Is het plaatsen van een mvv-sticker een besluit?
8. Uit de artikelen 2p, eerste lid, en 2r, eerste lid, van de Vreemdelingenwet 2000 (Vw) volgt dat met een kennisgeving waarin de Nederlandse vertegenwoordiging wordt gemachtigd om onder voorwaarden over te gaan tot afgifte van de mvv-sticker, de aanvraag is ingewilligd. De Nederlandse vertegenwoordiging is zelf niet bevoegd om een besluit op een aanvraag om een mvv te nemen. Dit volgt uit de voornoemde uitspraak van de Afdeling van 22 december 2021. De kennisgeving van 26 oktober 2023 moet dan ook worden aangemerkt als een besluit in de zin van artikel 1:3 van de Algemene wet bestuursrecht (Awb). Dit staat ook niet ter discussie tussen partijen.
9. Gelet op het voorgaande is het plaatsen van de mvv-sticker geen besluit op de mvv-aanvraag. Met de kennisgeving is immers al beslist op de mvv-aanvraag. Het plaatsen van de mvv-sticker moet aangemerkt worden als feitelijk handelen zoals bedoeld in artikel 72, derde lid, van de Awb. In artikel 6:1 van de Awb is de dwangsomregeling van hoofdstuk 4 van de Awb niet van overeenkomstige toepassing verklaard op feitelijke handelingen.
De verwijzing van eiser naar het digitale formulier voor het aanvragen van een mvv, maakt de beoordeling niet anders. Dit formulier gaat immers over het aanvragen van een mvv en niet over het plaatsen van een mvv-sticker.
Conclusie en gevolgen
10. Gelet op het voorgaande is het beroep niet-ontvankelijk. Eiser heeft ten onrechte een beroep niet tijdig beslissen ingediend. Daarom bestaat ook geen aanleiding voor een proceskostenveroordeling.

Beslissing

De rechtbank verklaart het beroep tegen het niet tijdig nemen van een besluit niet-ontvankelijk.
Deze uitspraak is gedaan door mr. G.P. Loman, rechter, in aanwezigheid van
mr.

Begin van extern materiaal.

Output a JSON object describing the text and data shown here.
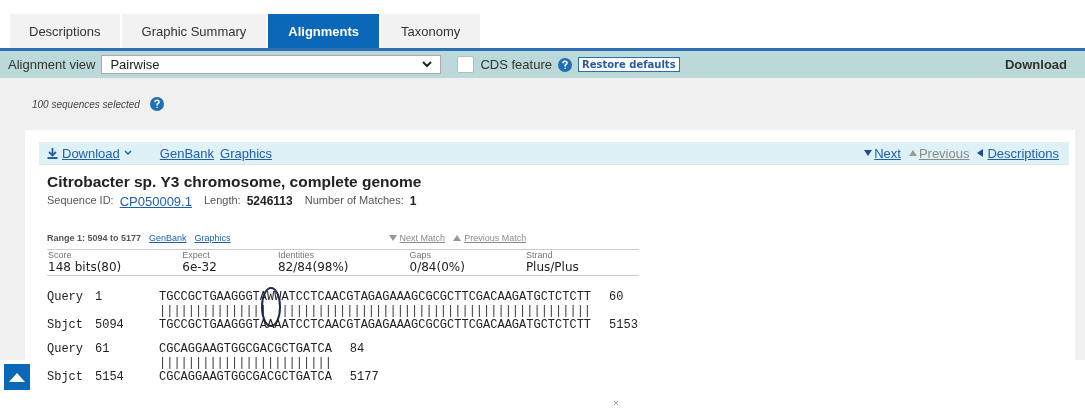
{
  "tabs": [
    {
      "label": "Descriptions",
      "selected": false
    },
    {
      "label": "Graphic Summary",
      "selected": false
    },
    {
      "label": "Alignments",
      "selected": true
    },
    {
      "label": "Taxonomy",
      "selected": false
    }
  ],
  "toolbar": {
    "view_label": "Alignment view",
    "view_value": "Pairwise",
    "cds_label": "CDS feature",
    "cds_checked": false,
    "restore_button": "Restore defaults",
    "download": "Download"
  },
  "selection_note": "100 sequences selected",
  "result": {
    "header_links": [
      {
        "label": "Download",
        "kind": "download"
      },
      {
        "label": "GenBank",
        "kind": "link"
      },
      {
        "label": "Graphics",
        "kind": "link"
      }
    ],
    "nav": [
      {
        "label": "Next",
        "kind": "down",
        "disabled": false
      },
      {
        "label": "Previous",
        "kind": "up",
        "disabled": true
      },
      {
        "label": "Descriptions",
        "kind": "left",
        "disabled": false
      }
    ],
    "title": "Citrobacter sp. Y3 chromosome, complete genome",
    "sequence_id_label": "Sequence ID:",
    "sequence_id": "CP050009.1",
    "length_label": "Length:",
    "length": "5246113",
    "matches_label": "Number of Matches:",
    "matches": "1",
    "range": {
      "label": "Range 1: 5094 to 5177",
      "links": [
        "GenBank",
        "Graphics"
      ],
      "match_nav": [
        {
          "label": "Next Match",
          "kind": "down",
          "disabled": true
        },
        {
          "label": "Previous Match",
          "kind": "up",
          "disabled": true
        }
      ]
    },
    "stats": {
      "columns": [
        "Score",
        "Expect",
        "Identities",
        "Gaps",
        "Strand"
      ],
      "values": [
        "148 bits(80)",
        "6e-32",
        "82/84(98%)",
        "0/84(0%)",
        "Plus/Plus"
      ]
    },
    "alignment": [
      {
        "annotated": true,
        "query_label": "Query",
        "query_start": "1",
        "query_seq": "TGCCGCTGAAGGGTAWWATCCTCAACGTAGAGAAAGCGCGCTTCGACAAGATGCTCTCTT",
        "query_end": "60",
        "match": "|||||||||||||||  |||||||||||||||||||||||||||||||||||||||||||",
        "sbjct_label": "Sbjct",
        "sbjct_start": "5094",
        "sbjct_seq": "TGCCGCTGAAGGGTAAAATCCTCAACGTAGAGAAAGCGCGCTTCGACAAGATGCTCTCTT",
        "sbjct_end": "5153"
      },
      {
        "annotated": false,
        "query_label": "Query",
        "query_start": "61",
        "query_seq": "CGCAGGAAGTGGCGACGCTGATCA",
        "query_end": "84",
        "match": "||||||||||||||||||||||||",
        "sbjct_label": "Sbjct",
        "sbjct_start": "5154",
        "sbjct_seq": "CGCAGGAAGTGGCGACGCTGATCA",
        "sbjct_end": "5177"
      }
    ]
  }
}
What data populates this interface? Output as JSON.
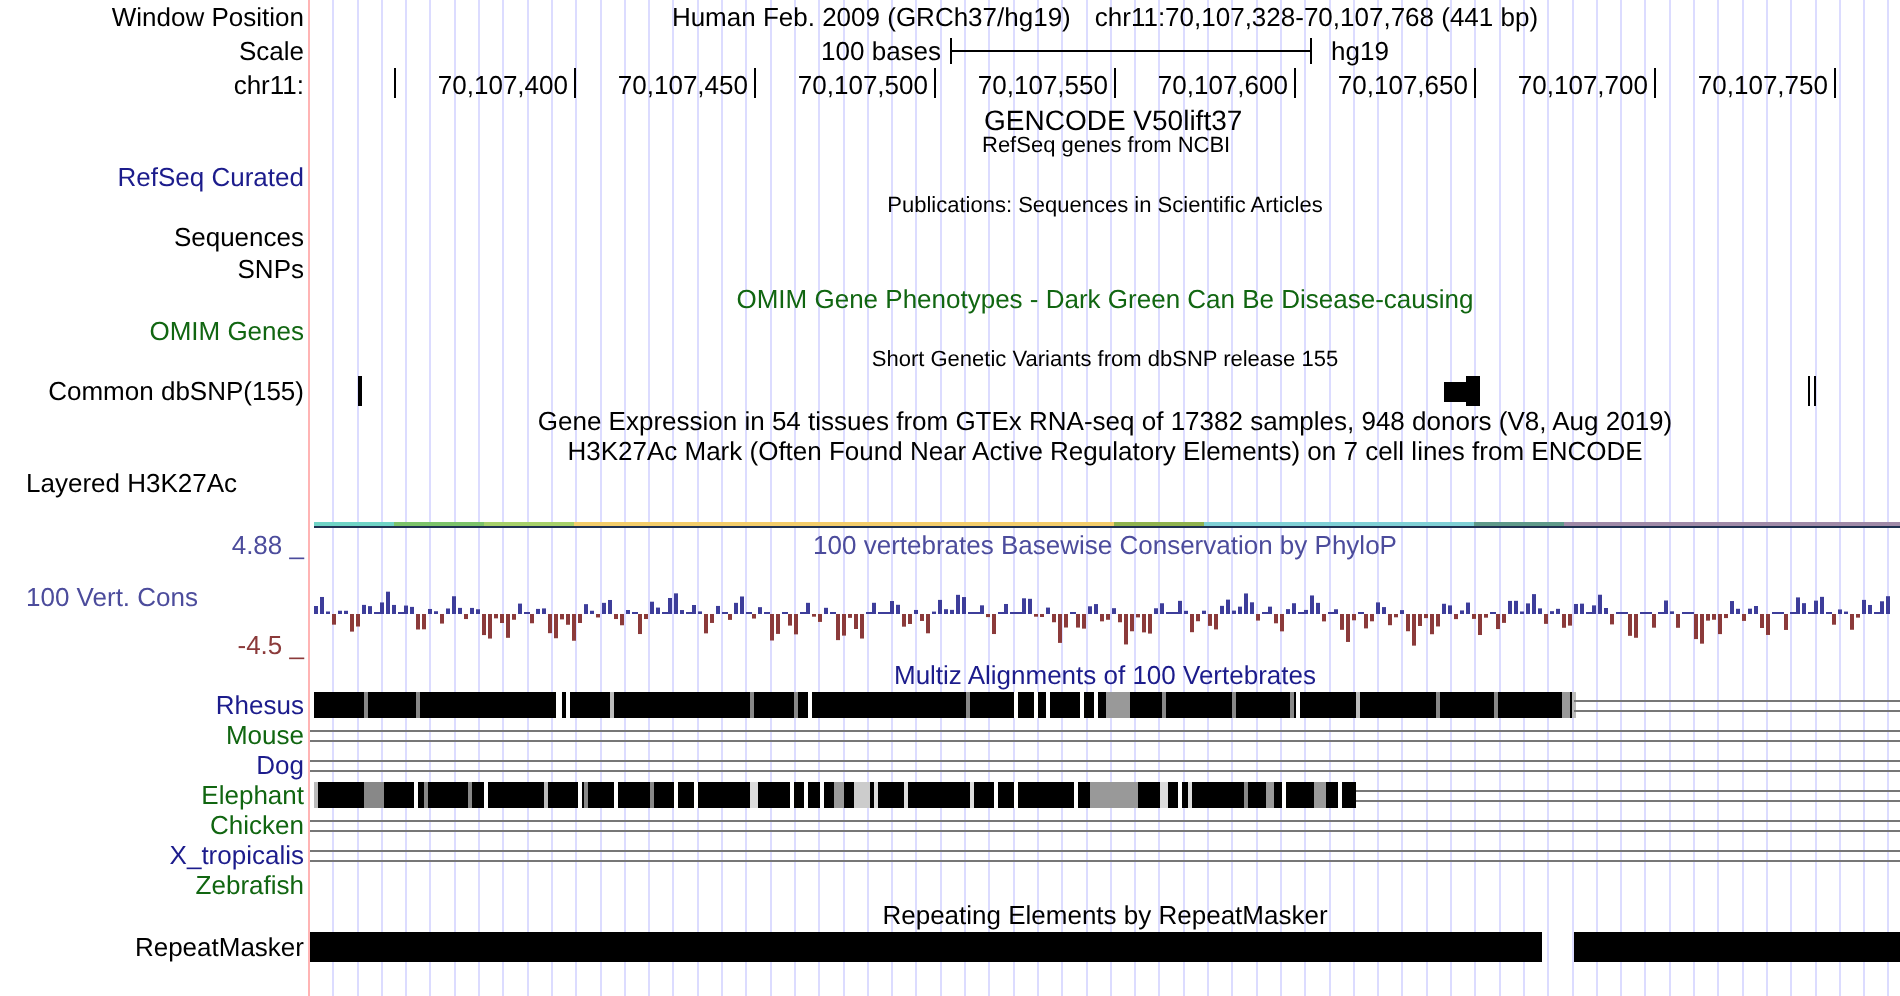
{
  "header": {
    "label": "Window Position",
    "assembly": "Human Feb. 2009 (GRCh37/hg19)",
    "position": "chr11:70,107,328-70,107,768 (441 bp)"
  },
  "scale": {
    "label": "Scale",
    "length": "100 bases",
    "assembly": "hg19"
  },
  "ruler": {
    "label": "chr11:",
    "ticks": [
      "70,107,400",
      "70,107,450",
      "70,107,500",
      "70,107,550",
      "70,107,600",
      "70,107,650",
      "70,107,700",
      "70,107,750"
    ]
  },
  "gencode": {
    "title": "GENCODE V50lift37",
    "subtitle": "RefSeq genes from NCBI"
  },
  "tracks": [
    {
      "kind": "label",
      "label": "RefSeq Curated",
      "color": "#1c1c8c"
    },
    {
      "kind": "caption",
      "caption": "Publications: Sequences in Scientific Articles"
    },
    {
      "kind": "label",
      "label": "Sequences",
      "color": "#000000"
    },
    {
      "kind": "label",
      "label": "SNPs",
      "color": "#000000"
    },
    {
      "kind": "title",
      "title": "OMIM Gene Phenotypes - Dark Green Can Be Disease-causing",
      "color": "#116611"
    },
    {
      "kind": "label",
      "label": "OMIM Genes",
      "color": "#116611"
    },
    {
      "kind": "caption",
      "caption": "Short Genetic Variants from dbSNP release 155"
    },
    {
      "kind": "variants",
      "label": "Common dbSNP(155)",
      "color": "#000000"
    },
    {
      "kind": "title",
      "title": "Gene Expression in 54 tissues from GTEx RNA-seq of 17382 samples, 948 donors (V8, Aug 2019)",
      "color": "#000000"
    },
    {
      "kind": "title",
      "title": "H3K27Ac Mark (Often Found Near Active Regulatory Elements) on 7 cell lines from ENCODE",
      "color": "#000000"
    },
    {
      "kind": "left_label",
      "label": "Layered H3K27Ac"
    },
    {
      "kind": "signal"
    }
  ],
  "conservation": {
    "title": "100 vertebrates Basewise Conservation by PhyloP",
    "label": "100 Vert. Cons",
    "max": "4.88 _",
    "min": "-4.5 _"
  },
  "multiz": {
    "title": "Multiz Alignments of 100 Vertebrates",
    "species": [
      {
        "name": "Rhesus",
        "color": "#1c1c8c",
        "kind": "block"
      },
      {
        "name": "Mouse",
        "color": "#116611",
        "kind": "lines"
      },
      {
        "name": "Dog",
        "color": "#1c1c8c",
        "kind": "lines"
      },
      {
        "name": "Elephant",
        "color": "#116611",
        "kind": "block"
      },
      {
        "name": "Chicken",
        "color": "#116611",
        "kind": "lines"
      },
      {
        "name": "X_tropicalis",
        "color": "#1c1c8c",
        "kind": "lines"
      },
      {
        "name": "Zebrafish",
        "color": "#116611",
        "kind": "none"
      }
    ]
  },
  "repeatmasker": {
    "title": "Repeating Elements by RepeatMasker",
    "label": "RepeatMasker"
  }
}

A. Wilpstra-Foppen, griffier. De uitspraak is uitgesproken in het openbaar op
7 januari 2025.
griffier
rechter
Een afschrift van deze uitspraak is verzonden aan partijen op:

Informatie over hoger beroep

Een partij die het niet eens is met deze uitspraak, kan een hogerberoepschrift sturen naar de Afdeling bestuursrechtspraak van de Raad van State waarin wordt uitgelegd waarom deze partij het niet eens is met deze uitspraak. Het hogerberoepschrift moet worden ingediend binnen zes weken na de dag waarop dit proces-verbaal is verzonden. Kan de indiener de behandeling van het hoger beroep niet afwachten, omdat de zaak spoed heeft, dan kan de indiener de voorzieningenrechter van de Afdeling bestuursrechtspraak van de Raad van State vragen om een voorlopige voorziening (een tijdelijke maatregel) te treffen.